22 de jul. de 2021

O comunista do Café Rian - VIII


Na verdade mudar bruscamente de assunto, era a coisa mais comum naqueles tempos.

Tudo era motivo para desconfianças, um olhar direto, um jornal embaixo do braço, um sapato muito bem engraxado, uma gravata preta ou vermelha, nada escapava do olhar aguçado de um dos amigos de meu tio. Seu nome, Nilo. Era um colega de repartição. Tinha os olhos esbugalhados, bigodes bem fininhos, cabelos lambidos e grudados com brilhantina. Nunca havia visto pessoa tão desconfiada... 

Uma certa manhã ele me chamou de lado para dizer que ficasse atento aos engraxates da rua da Praia, pois eles andavam com os dedos engraxados só para sujar a camisa branca das pessoas desavisadas que não aceitavam seus serviços:

_Fica de olho guri!!! Esses malandros são tudo comunista!!!

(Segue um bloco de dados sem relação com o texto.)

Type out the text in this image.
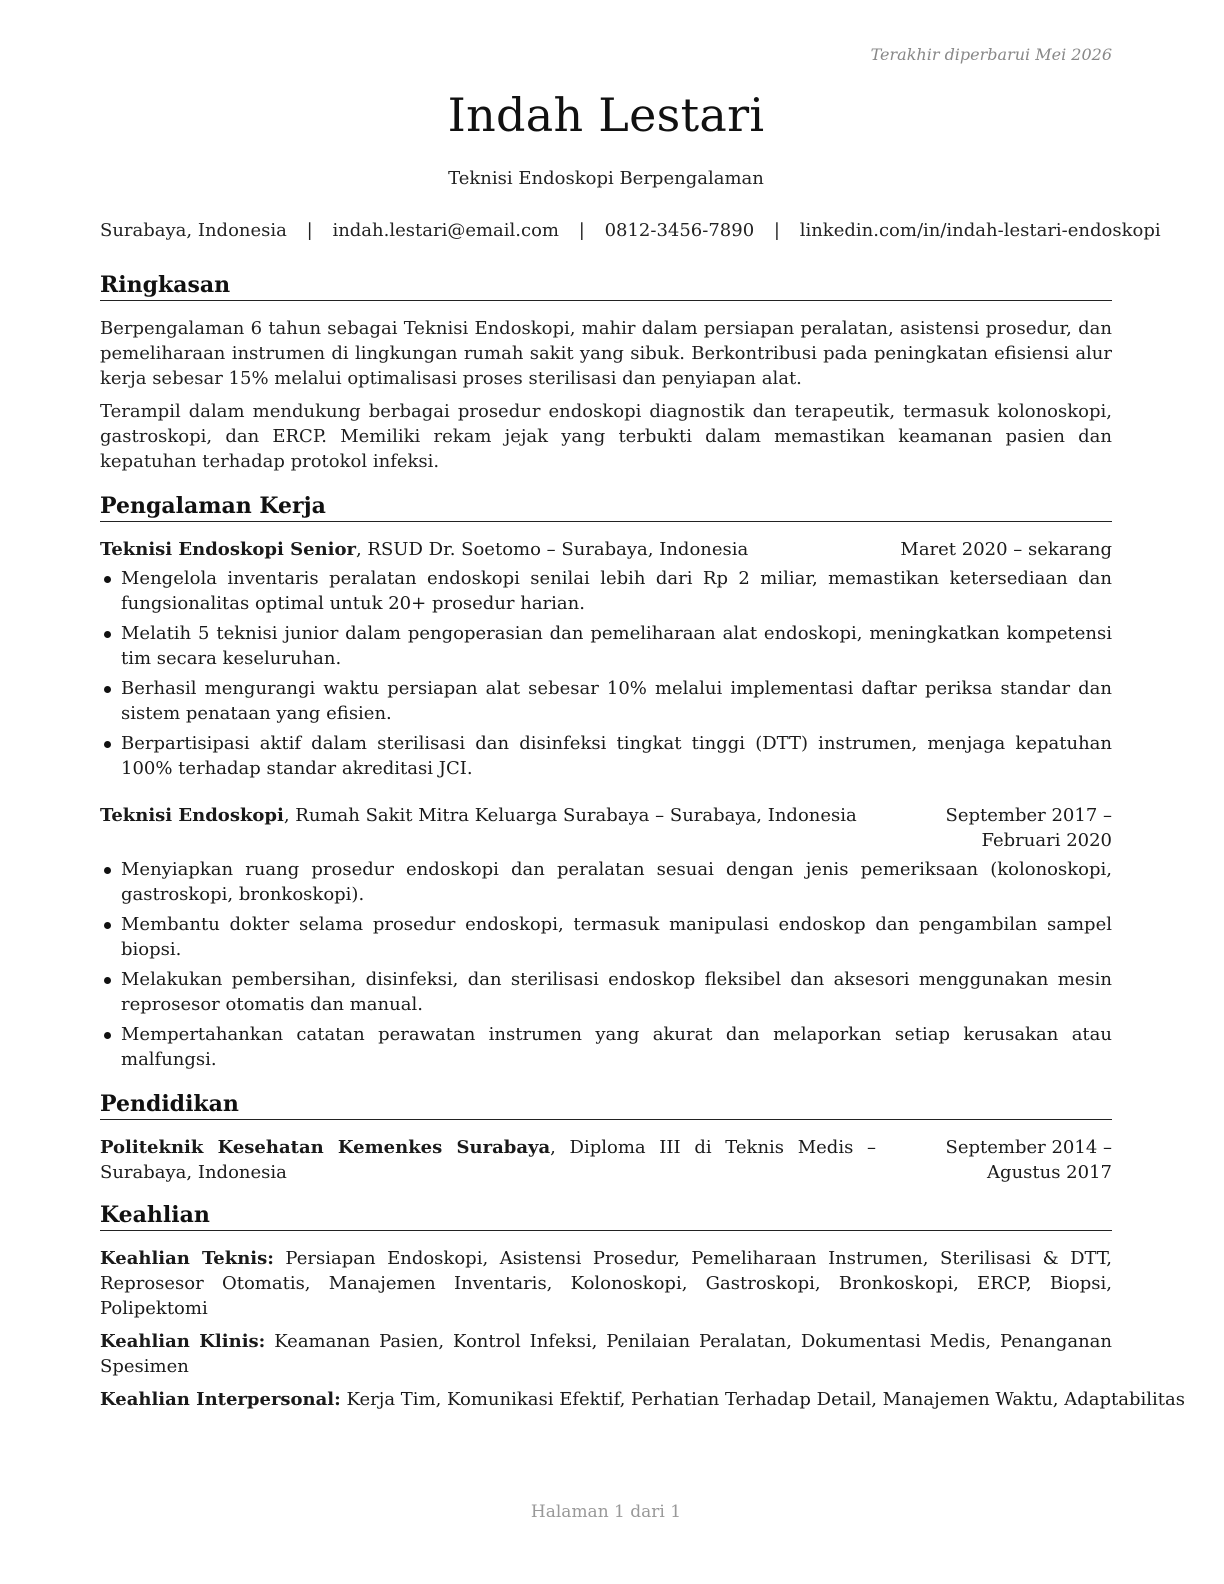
Terakhir diperbarui Mei 2026
Indah Lestari
Teknisi Endoskopi Berpengalaman
Surabaya, Indonesia | indah.lestari@email.com | 0812-3456-7890 | linkedin.com/in/indah-lestari-endoskopi
Ringkasan

Berpengalaman 6 tahun sebagai Teknisi Endoskopi, mahir dalam persiapan peralatan, asistensi prosedur, dan pemeliharaan instrumen di lingkungan rumah sakit yang sibuk. Berkontribusi pada peningkatan efisiensi alur kerja sebesar 15% melalui optimalisasi proses sterilisasi dan penyiapan alat.

Terampil dalam mendukung berbagai prosedur endoskopi diagnostik dan terapeutik, termasuk kolonoskopi, gastroskopi, dan ERCP. Memiliki rekam jejak yang terbukti dalam memastikan keamanan pasien dan kepatuhan terhadap protokol infeksi.

Pengalaman Kerja
Teknisi Endoskopi Senior, RSUD Dr. Soetomo – Surabaya, Indonesia	Maret 2020 – sekarang
Mengelola inventaris peralatan endoskopi senilai lebih dari Rp 2 miliar, memastikan ketersediaan dan fungsionalitas optimal untuk 20+ prosedur harian.
Melatih 5 teknisi junior dalam pengoperasian dan pemeliharaan alat endoskopi, meningkatkan kompetensi tim secara keseluruhan.
Berhasil mengurangi waktu persiapan alat sebesar 10% melalui implementasi daftar periksa standar dan sistem penataan yang efisien.
Berpartisipasi aktif dalam sterilisasi dan disinfeksi tingkat tinggi (DTT) instrumen, menjaga kepatuhan 100% terhadap standar akreditasi JCI.
Teknisi Endoskopi, Rumah Sakit Mitra Keluarga Surabaya – Surabaya, Indonesia	September 2017 – Februari 2020
Menyiapkan ruang prosedur endoskopi dan peralatan sesuai dengan jenis pemeriksaan (kolonoskopi, gastroskopi, bronkoskopi).
Membantu dokter selama prosedur endoskopi, termasuk manipulasi endoskop dan pengambilan sampel biopsi.
Melakukan pembersihan, disinfeksi, dan sterilisasi endoskop fleksibel dan aksesori menggunakan mesin reprosesor otomatis dan manual.
Mempertahankan catatan perawatan instrumen yang akurat dan melaporkan setiap kerusakan atau malfungsi.
Pendidikan
Politeknik Kesehatan Kemenkes Surabaya, Diploma III di Teknis Medis – Surabaya, Indonesia
September 2014 – Agustus 2017
Keahlian

Keahlian Teknis: Persiapan Endoskopi, Asistensi Prosedur, Pemeliharaan Instrumen, Sterilisasi & DTT, Reprosesor Otomatis, Manajemen Inventaris, Kolonoskopi, Gastroskopi, Bronkoskopi, ERCP, Biopsi, Polipektomi

Keahlian Klinis: Keamanan Pasien, Kontrol Infeksi, Penilaian Peralatan, Dokumentasi Medis, Penanganan Spesimen

Keahlian Interpersonal: Kerja Tim, Komunikasi Efektif, Perhatian Terhadap Detail, Manajemen Waktu, Adaptabilitas

Halaman 1 dari 1
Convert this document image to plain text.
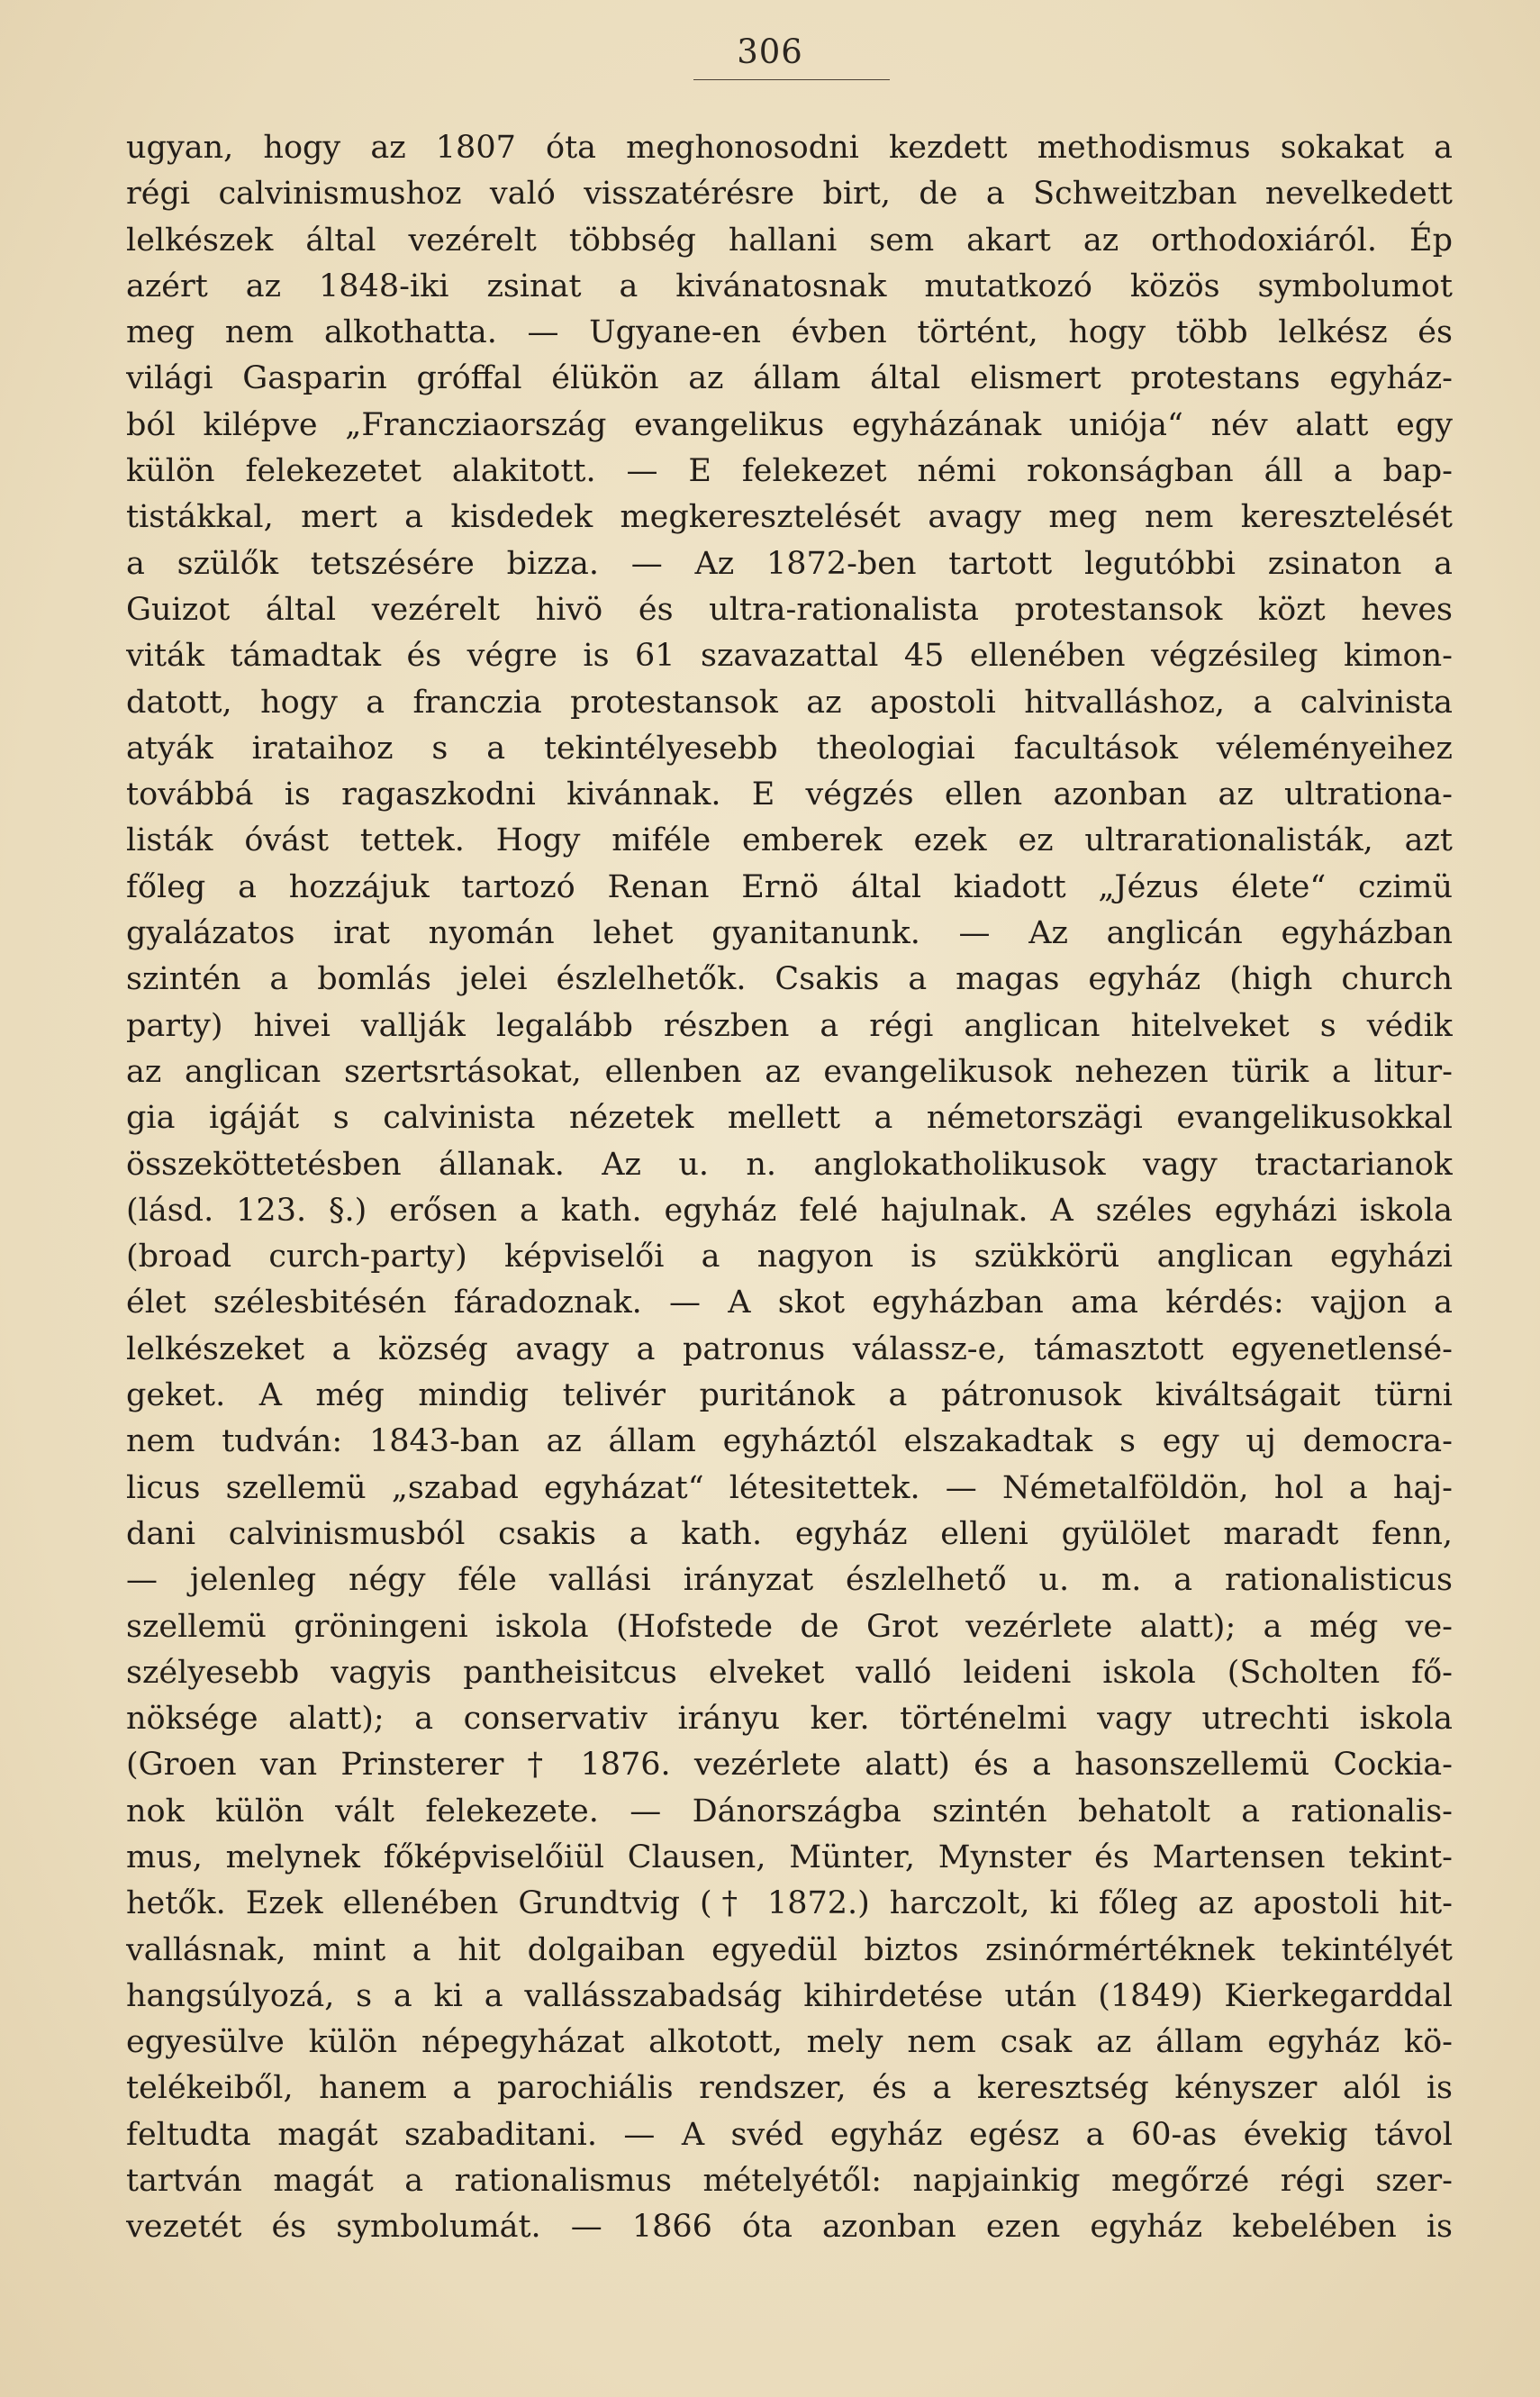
306
ugyan, hogy az 1807 óta meghonosodni kezdett methodismus sokakat a
régi calvinismushoz való visszatérésre birt, de a Schweitzban nevelkedett
lelkészek által vezérelt többség hallani sem akart az orthodoxiáról. Ép
azért az 1848-iki zsinat a kivánatosnak mutatkozó közös symbolumot
meg nem alkothatta. — Ugyane-en évben történt, hogy több lelkész és
világi Gasparin gróffal élükön az állam által elismert protestans egyház-
ból kilépve „Francziaország evangelikus egyházának uniója“ név alatt egy
külön felekezetet alakitott. — E felekezet némi rokonságban áll a bap-
tistákkal, mert a kisdedek megkeresztelését avagy meg nem keresztelését
a szülők tetszésére bizza. — Az 1872-ben tartott legutóbbi zsinaton a
Guizot által vezérelt hivö és ultra-rationalista protestansok közt heves
viták támadtak és végre is 61 szavazattal 45 ellenében végzésileg kimon-
datott, hogy a franczia protestansok az apostoli hitvalláshoz, a calvinista
atyák irataihoz s a tekintélyesebb theologiai facultások véleményeihez
továbbá is ragaszkodni kivánnak. E végzés ellen azonban az ultrationa-
listák óvást tettek. Hogy miféle emberek ezek ez ultrarationalisták, azt
főleg a hozzájuk tartozó Renan Ernö által kiadott „Jézus élete“ czimü
gyalázatos irat nyomán lehet gyanitanunk. — Az anglicán egyházban
szintén a bomlás jelei észlelhetők. Csakis a magas egyház (high church
party) hivei vallják legalább részben a régi anglican hitelveket s védik
az anglican szertsrtásokat, ellenben az evangelikusok nehezen türik a litur-
gia igáját s calvinista nézetek mellett a németorszägi evangelikusokkal
összeköttetésben állanak. Az u. n. anglokatholikusok vagy tractarianok
(lásd. 123. §.) erősen a kath. egyház felé hajulnak. A széles egyházi iskola
(broad curch-party) képviselői a nagyon is szükkörü anglican egyházi
élet szélesbitésén fáradoznak. — A skot egyházban ama kérdés: vajjon a
lelkészeket a község avagy a patronus válassz-e, támasztott egyenetlensé-
geket. A még mindig telivér puritánok a pátronusok kiváltságait türni
nem tudván: 1843-ban az állam egyháztól elszakadtak s egy uj democra-
licus szellemü „szabad egyházat“ létesitettek. — Németalföldön, hol a haj-
dani calvinismusból csakis a kath. egyház elleni gyülölet maradt fenn,
— jelenleg négy féle vallási irányzat észlelhető u. m. a rationalisticus
szellemü gröningeni iskola (Hofstede de Grot vezérlete alatt); a még ve-
szélyesebb vagyis pantheisitcus elveket valló leideni iskola (Scholten fő-
nöksége alatt); a conservativ irányu ker. történelmi vagy utrechti iskola
(Groen van Prinsterer † 1876. vezérlete alatt) és a hasonszellemü Cockia-
nok külön vált felekezete. — Dánországba szintén behatolt a rationalis-
mus, melynek főképviselőiül Clausen, Münter, Mynster és Martensen tekint-
hetők. Ezek ellenében Grundtvig († 1872.) harczolt, ki főleg az apostoli hit-
vallásnak, mint a hit dolgaiban egyedül biztos zsinórmértéknek tekintélyét
hangsúlyozá, s a ki a vallásszabadság kihirdetése után (1849) Kierkegarddal
egyesülve külön népegyházat alkotott, mely nem csak az állam egyház kö-
telékeiből, hanem a parochiális rendszer, és a keresztség kényszer alól is
feltudta magát szabaditani. — A svéd egyház egész a 60-as évekig távol
tartván magát a rationalismus mételyétől: napjainkig megőrzé régi szer-
vezetét és symbolumát. — 1866 óta azonban ezen egyház kebelében is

Eu não via malandragem naqueles piás, praticamente todos guris da minha idade ou menos, que estavam ali na rua trabalhando, limpando os sapatos de todo mundo, renovando a aparência dos calçados dos que só tinham dinheiro  para pagar por meias-solas no sapateiro da esquina e, "olhe lá"! 

"Malandros"? Comunistas? Eu nem sabia o quê era isto???

Mas Nilo era desconfiado demais. Enquanto eu e meu tio observávamos as "donas boas" que desfilavam suas belezas sob a brisa suave que vinha do Guaíba, ele ficava observando as pessoas com extrema desfaçatez, pelo reflexo das vitrines...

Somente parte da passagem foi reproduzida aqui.